La difficoltà per me è già quella di dire ‘’noi’’, anche se, pur non volendolo, dentro a un ‘’noi’’ sono incluso: perché altrimenti, se sento ‘’quello è mussulmano’’ o ‘’quello è israeliano’’ o ‘’quello vota Le Pen’’, il mio primo moto non è di andare ad abbracciare la sua alterità, ma ho bisogno di un attimo di riflessione prima di includerlo nel mio panorama mentale e affettivo? (il mio ”noi”, eventualmente sarebbe quello di uno studente del Liceo classico statale Virgilio di Roma, figlio di repubblichini, che nell’anno 1972 era allo stesso tempo cattolico e comunista extraparlamentare; non mi pare che ce ne fossero due).

Il peso del mondo, 18×42, 2019 (elemento dell’installazione Millenovecento 2018-2021).

Il mio ‘’noi’’, all’altro estremo, sarebbe quello di un’umanità comune, quella cui fanno appello l’ONG La Cimade e Edwy Plenel all’indomani dell’adozione al parlamento francese (con i voti della destra e dell’estrema destra) di una legge contro l’immigrazione che avrà valore storico (19 dicembre 2023).
Mi piace ridire il “noialtri” del compagno di Manziana, che è un modo di dire “noi” che non conosco in altre lingue (neanche nel nosotros spagnolo e portoghese).
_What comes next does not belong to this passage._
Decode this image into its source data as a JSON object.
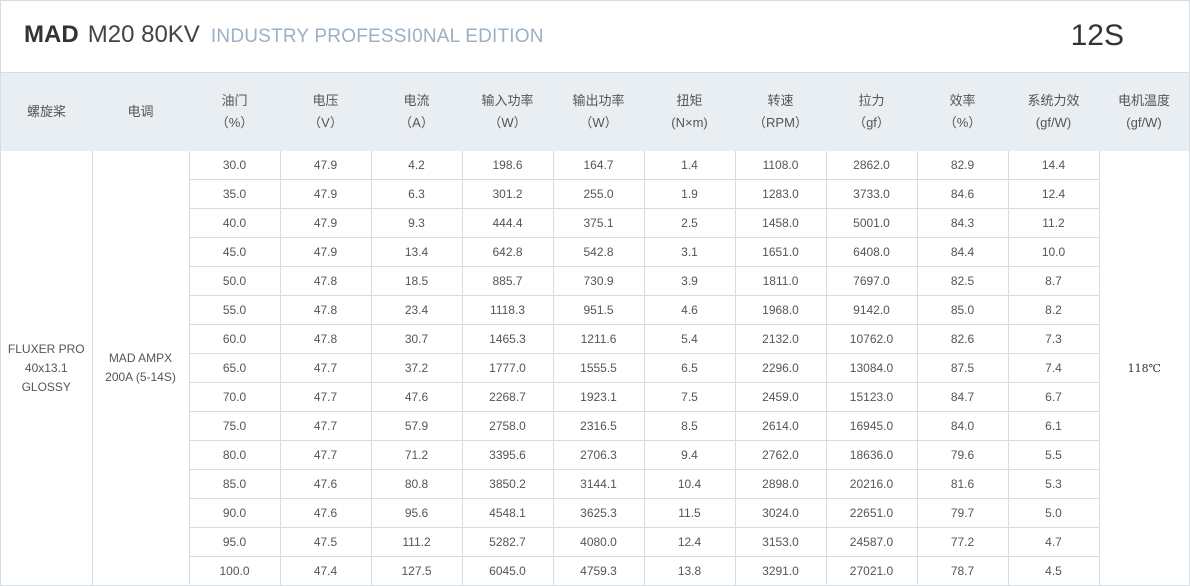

Lo voglio leggere in altro modo che non l’identitario e caciarone ‘’noantri’’ (”fra di noi”): noi, altri.

Rivengo alla traduzione francese: « La crise consiste justement dans le fait que l’ancien meurt et que le nouveau ne peut pas naître : pendant cet interrègne on observe les phénomènes morbides les plus variés » (Cahiers de prison, traduction sous la responsabilité de Robert Paris, Gallimard, 1996 : Cahier 3, §34, p. 283).
Quanto a quella inglese, è certo che ‘’ now is the time of monsters’’ è ben più seducente che ‘’in this interregnum, a wide variety of morbid phenomena occur’’ (per una recente analisi anglofona della frase gramsciana rimando al saggio di Gilbert Achcar, ‘’Morbid Symptoms: What Did Gramsci Really Mean?’’, in: Notebooks: The Journal for Studies on Power, pubblicato Online nel febbraio 2022).
E Achcar, nel rimarcare l’imprecisione storica della diffusissima citazione (così come Plenel aveva sottolineato quella linguistica), riconosce la sua pertinenza nei tempi attuali: ‘’It is hence on the far right of the political spectrum that we are witnessing at present the most spectacular ‘morbid symptoms’ produced by the degeneration of capitalist politics. Applying Gramsci’s sentence to this reality is therefore legitimate, even if it is historically inaccurate.’’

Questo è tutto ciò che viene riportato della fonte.